Nos últimos tempos o ser humano deixou-se dominar pelas tecnologias, pelas facilidades midiáticas, por tudo que pode resolver, instantaneamente, qualquer dúvida ou dificuldade que se tenha. Só que não pode, só parece poder. Acreditar que máquinas podem resolver seus problemas é um grande erro, de sérias consequências. Porque, atrás de cada máquina, de cada mídia, de cada sistema informatizado, de cada apertar de botões há um outro ser humano. E, acreditando nesses sistemas, você entrega a diretriz da sua vida para essa pessoa. Portanto, temos que, nós mesmos, resolvermos o que impacta a nossa vida. Mas, para isso, precisamos aprender e só se aprende olhando, tanto para a frente como para trás, para o que outros já viveram e para as decisões que tomaram. Isso vale para tudo, desde tomar um café até comprar ações da Bolsa. Então, até mesmo para alguém decidir que irá se tornar um "ditador", ou seja, aquele que dita, que determina o que outros deverão fazer, é bom dar uma olha para trás, para não incorrer em erros. Desde o Império Romano o lema "Panem et Circum" é uma constante nesses sistemas. Mas parece que aqui no Brasil, dois aprendizes esqueceram-se disso. Um, no Rio Grande do Sul, restringe o "Panem". Outro, em São Paulo, quer eliminar o "Circum". Senhores, entendam que, até para ser um "ditador" - algo que eu realmente abomino - até para isso é preciso ter o mínimo de inteligência para aprender algo com o passado. Coisa que eu percebo que nenhum dos dois possui.

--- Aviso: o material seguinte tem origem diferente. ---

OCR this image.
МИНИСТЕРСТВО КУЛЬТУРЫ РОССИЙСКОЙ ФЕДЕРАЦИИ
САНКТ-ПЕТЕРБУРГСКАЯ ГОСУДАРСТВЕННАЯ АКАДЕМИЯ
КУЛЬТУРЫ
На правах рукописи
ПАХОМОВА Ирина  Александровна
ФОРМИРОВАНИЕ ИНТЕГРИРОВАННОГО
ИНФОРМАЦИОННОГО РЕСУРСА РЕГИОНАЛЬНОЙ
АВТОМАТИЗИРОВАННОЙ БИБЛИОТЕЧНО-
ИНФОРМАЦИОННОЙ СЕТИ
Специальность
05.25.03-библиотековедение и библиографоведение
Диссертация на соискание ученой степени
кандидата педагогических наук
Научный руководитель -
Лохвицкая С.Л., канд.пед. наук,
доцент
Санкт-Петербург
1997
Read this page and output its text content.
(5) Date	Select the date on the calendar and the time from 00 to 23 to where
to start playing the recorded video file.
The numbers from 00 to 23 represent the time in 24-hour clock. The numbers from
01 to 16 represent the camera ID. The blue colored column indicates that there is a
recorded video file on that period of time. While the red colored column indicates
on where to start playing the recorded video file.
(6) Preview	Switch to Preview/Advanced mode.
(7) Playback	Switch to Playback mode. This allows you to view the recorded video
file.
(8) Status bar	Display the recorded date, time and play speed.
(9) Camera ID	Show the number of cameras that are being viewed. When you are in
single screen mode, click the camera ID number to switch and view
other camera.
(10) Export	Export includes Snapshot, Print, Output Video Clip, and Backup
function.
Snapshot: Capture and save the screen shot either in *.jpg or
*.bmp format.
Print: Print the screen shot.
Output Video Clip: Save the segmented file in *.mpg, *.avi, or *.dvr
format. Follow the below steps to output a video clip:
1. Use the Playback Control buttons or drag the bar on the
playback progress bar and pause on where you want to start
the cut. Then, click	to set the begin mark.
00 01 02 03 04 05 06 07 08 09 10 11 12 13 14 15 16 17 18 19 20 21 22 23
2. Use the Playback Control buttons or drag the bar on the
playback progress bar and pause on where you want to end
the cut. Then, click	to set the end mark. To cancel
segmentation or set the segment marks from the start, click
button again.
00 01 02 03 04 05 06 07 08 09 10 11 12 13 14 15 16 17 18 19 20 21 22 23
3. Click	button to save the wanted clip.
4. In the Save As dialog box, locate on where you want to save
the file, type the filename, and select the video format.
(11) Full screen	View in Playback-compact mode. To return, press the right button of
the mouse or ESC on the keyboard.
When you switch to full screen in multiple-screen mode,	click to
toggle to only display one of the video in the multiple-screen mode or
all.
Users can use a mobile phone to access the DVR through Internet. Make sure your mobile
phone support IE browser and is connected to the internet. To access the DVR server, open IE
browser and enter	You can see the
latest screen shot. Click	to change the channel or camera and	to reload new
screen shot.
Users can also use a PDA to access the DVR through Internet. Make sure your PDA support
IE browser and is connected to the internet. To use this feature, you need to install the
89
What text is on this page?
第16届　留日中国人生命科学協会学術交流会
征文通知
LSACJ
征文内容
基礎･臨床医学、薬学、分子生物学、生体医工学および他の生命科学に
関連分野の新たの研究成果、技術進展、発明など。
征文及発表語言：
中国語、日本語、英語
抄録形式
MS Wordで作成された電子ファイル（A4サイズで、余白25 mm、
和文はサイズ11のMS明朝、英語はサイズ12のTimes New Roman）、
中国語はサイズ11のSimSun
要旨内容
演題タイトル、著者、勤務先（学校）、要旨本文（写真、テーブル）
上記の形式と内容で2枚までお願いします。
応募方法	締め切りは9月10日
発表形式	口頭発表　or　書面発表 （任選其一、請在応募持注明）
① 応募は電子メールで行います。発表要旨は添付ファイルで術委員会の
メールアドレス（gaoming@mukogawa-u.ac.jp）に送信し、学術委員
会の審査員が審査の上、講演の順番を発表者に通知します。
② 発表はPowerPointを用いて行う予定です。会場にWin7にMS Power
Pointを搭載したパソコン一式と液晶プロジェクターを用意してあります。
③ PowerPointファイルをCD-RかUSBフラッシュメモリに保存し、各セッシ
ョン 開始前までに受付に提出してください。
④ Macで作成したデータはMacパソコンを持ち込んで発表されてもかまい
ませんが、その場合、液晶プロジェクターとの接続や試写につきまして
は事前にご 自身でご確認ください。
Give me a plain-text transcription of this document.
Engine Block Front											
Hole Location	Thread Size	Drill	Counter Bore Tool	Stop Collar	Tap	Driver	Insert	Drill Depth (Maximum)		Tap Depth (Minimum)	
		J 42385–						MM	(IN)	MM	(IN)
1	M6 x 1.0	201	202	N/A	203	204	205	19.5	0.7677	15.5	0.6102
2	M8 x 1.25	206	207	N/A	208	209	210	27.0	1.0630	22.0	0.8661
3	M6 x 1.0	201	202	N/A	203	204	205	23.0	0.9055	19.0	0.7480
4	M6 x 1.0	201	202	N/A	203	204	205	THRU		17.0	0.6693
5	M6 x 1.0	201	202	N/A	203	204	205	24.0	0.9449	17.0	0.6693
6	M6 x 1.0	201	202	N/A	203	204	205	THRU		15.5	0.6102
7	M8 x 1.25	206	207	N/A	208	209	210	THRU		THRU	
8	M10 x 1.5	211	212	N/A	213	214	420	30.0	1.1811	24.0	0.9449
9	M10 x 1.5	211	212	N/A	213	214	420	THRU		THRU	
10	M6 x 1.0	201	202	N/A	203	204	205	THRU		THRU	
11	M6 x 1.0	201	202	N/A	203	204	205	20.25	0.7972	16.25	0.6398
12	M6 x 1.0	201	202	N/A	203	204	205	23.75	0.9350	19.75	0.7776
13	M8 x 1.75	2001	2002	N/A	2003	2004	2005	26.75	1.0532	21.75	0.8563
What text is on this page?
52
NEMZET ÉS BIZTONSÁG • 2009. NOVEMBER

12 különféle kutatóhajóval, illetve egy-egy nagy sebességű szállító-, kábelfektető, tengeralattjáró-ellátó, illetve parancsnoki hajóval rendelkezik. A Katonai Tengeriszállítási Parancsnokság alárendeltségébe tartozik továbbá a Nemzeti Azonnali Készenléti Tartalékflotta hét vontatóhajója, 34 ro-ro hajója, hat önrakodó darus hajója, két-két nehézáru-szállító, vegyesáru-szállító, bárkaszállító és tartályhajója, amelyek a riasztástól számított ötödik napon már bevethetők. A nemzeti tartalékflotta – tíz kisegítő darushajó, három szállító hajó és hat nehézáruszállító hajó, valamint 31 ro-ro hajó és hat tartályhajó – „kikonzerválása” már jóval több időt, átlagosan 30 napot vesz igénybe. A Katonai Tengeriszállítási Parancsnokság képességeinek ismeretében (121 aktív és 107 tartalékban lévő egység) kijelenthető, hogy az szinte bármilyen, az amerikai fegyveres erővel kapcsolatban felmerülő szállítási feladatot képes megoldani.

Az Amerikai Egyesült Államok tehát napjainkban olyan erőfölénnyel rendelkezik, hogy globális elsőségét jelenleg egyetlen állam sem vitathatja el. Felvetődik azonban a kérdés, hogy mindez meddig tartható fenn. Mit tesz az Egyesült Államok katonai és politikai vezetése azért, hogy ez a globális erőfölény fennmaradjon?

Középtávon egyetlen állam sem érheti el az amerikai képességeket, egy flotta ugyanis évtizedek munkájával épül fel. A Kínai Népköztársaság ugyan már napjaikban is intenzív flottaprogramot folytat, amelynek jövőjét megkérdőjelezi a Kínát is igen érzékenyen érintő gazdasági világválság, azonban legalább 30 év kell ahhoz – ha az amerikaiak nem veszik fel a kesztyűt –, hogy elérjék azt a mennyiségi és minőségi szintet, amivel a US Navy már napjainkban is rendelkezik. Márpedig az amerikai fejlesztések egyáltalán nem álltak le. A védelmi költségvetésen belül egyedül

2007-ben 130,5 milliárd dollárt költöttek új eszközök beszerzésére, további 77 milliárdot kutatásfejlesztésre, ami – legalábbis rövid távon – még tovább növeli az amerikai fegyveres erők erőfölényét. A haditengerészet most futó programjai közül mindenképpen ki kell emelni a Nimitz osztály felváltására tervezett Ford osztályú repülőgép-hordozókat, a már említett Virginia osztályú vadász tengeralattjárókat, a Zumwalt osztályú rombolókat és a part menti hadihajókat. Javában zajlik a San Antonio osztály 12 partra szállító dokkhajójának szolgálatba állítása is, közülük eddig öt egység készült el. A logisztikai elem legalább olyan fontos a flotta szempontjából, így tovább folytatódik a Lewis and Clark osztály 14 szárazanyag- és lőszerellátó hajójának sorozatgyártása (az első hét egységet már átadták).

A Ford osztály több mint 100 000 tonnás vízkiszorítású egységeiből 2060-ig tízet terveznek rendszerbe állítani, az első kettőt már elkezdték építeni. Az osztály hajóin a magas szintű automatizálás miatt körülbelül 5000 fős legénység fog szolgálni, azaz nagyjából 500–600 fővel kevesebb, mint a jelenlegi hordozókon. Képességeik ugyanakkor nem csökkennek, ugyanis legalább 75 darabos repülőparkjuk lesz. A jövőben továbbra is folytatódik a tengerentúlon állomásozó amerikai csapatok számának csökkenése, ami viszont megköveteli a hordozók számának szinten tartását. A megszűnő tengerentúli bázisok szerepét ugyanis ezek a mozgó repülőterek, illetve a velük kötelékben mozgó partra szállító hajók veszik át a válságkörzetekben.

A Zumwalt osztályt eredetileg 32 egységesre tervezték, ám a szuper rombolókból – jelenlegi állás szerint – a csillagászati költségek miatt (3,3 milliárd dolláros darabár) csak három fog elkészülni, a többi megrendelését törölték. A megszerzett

Nina Cardoso (psicóloga) Londrina

Fachin e sua decisão monocrática

Uma vergonha esse STF. Ninguém contestou, ninguém falou, essa decisão deveria passar pelo plenário do STF, só não passou porque os ministros todos foram nomeados pelo Lula e Dilma, vergonha, vergonha. Soltaram o Barrabás, crucificaram o Moro e o Deltan, diferente do julgamento de Pôncio Pilatos na história bíblica. Venceu a desonestidade e o compadrio. O Brasil está perdido com o Jair, então que vão todos à falência múltipla dos órgãos, esses maus governantes e membros do STF. Com tristeza pelos que perderam a vida pela Covid-9, com a inação do Jair e Pazuello.

José Pedro Naisser (ecologista) Curitiba.

CORREÇÃO

Na reportagem "Delação premiada perde prestígio com o ocaso da Lava Jato", a declaração correta do advogado João dos Santos Gomes Neto é: "É preocupante pensar que muitos magistrados e promotores são influenciados por esta investigação, que abriu um precedente perigoso. A aplicação da justiça negocial não pode abrir mão do contraditório e da ampla defesa. A última palavra deve ser do réu, e não do delator",.